Metaflow allows you to specify software dependencies as a part of the flow.
You can either use a Docker image with necessary dependenices included, or layer them on top of
a generic image on the fly using @conda or @pypi decorators. We cover both the approaches below.
Using a GPU-ready Docker image
You can use the image argument in @batch and @kubernetes decorators to choose a suitable
image on the fly, like an official pytorch image
we use below:
from metaflow import FlowSpec, step, kubernetes
class GPUImageFlow(FlowSpec):
@kubernetes(
gpu=1,
image='pytorch/pytorch:2.0.1-cuda11.7-cudnn8-runtime'
)
@step
def start(self):
import torch # pylint: disable=import-error
if torch.cuda.is_available():
print('Cuda found 🙌')
for d in range(torch.cuda.device_count()):
print(f"GPU device {d}:", torch.cuda.get_device_name(d))
else:
print('No CUDA 😭')
self.next(self.end)
@step
def end(self):
pass
if __name__ == '__main__':
GPUImageFlow()
If you want to avoid spec an image in the code, you can configure a default image in your Metaflow
configuration file through the
METAFLOW_KUBERNETES_CONTAINER_IMAGE and METAFLOW_BATCH_CONTAINER_IMAGE settings.
Many GPU-ready images are available online, e.g. at:
- Nvidia's NVCR catalogs.
- PyTorch DockerHub Registry.
- TensorFlow DockerHub Registry.
- AWS' registry of Docker images for deep learning
You can also build a Docker image of your own, using a GPU-ready image as a base image.
Installing libraries with @conda and @pypi
The @conda and @pypi decorators allow you to install
packages on the fly on top of a default image. This makes it easy to test different libraries
quickly without having to build custom images.
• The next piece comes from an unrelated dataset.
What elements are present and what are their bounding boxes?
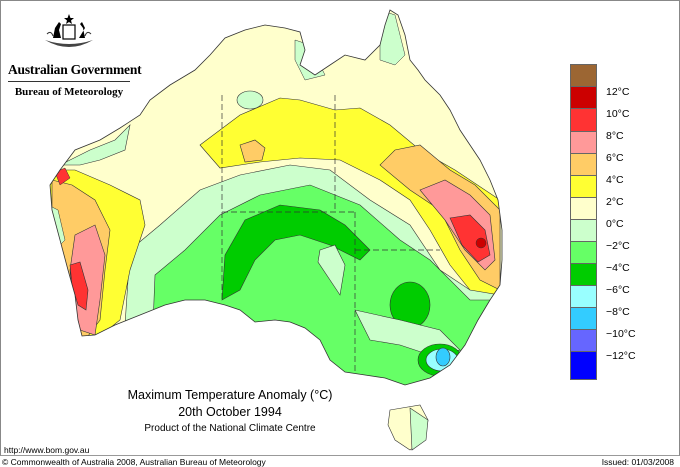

The CUDA drivers are hosted at NVIDIA's official Conda channel. Run this command once to include the channel in your environment:
conda config --add channels nvidia
After this, you can install PyTorch and other CUDA-enabled libraries with @conda and
@conda_base as usual. Try this:
from metaflow import FlowSpec, step, resources, conda_base
@conda_base(
libraries={
"pytorch::pytorch": "2.0.1",
"pytorch::pytorch-cuda": "11.8"
},
python="3.9"
)
class GPUCondaFlow(FlowSpec):
@resources(gpu=1)
@step
def start(self):
import torch # pylint: disable=import-error
if torch.cuda.is_available():
print('Cuda found 🙌')
for d in range(torch.cuda.device_count()):
print(f"GPU device {d}:", torch.cuda.get_device_name(d))
else:
print('No CUDA 😭')
self.next(self.end)
@step
def end(self):
pass
if __name__ == '__main__':
GPUCondaFlow()
Run the flow as
python gpuconda.py run --with batch
or --with kubernetes. When you run the flow for the first time, it will create an
execution environment and cache it, which will take a few minutes. Subsequent runs will
start faster.
If you run workflows from a machine with a different operating system
than where remote tasks run, for example launching Metaflow runs that have remote
@kubernetes tasks from a Mac, some available dependencies and versions may not be
the same for each operating system. In this case, you can go to
the conda-forge website and find
which package versions are available across each platform.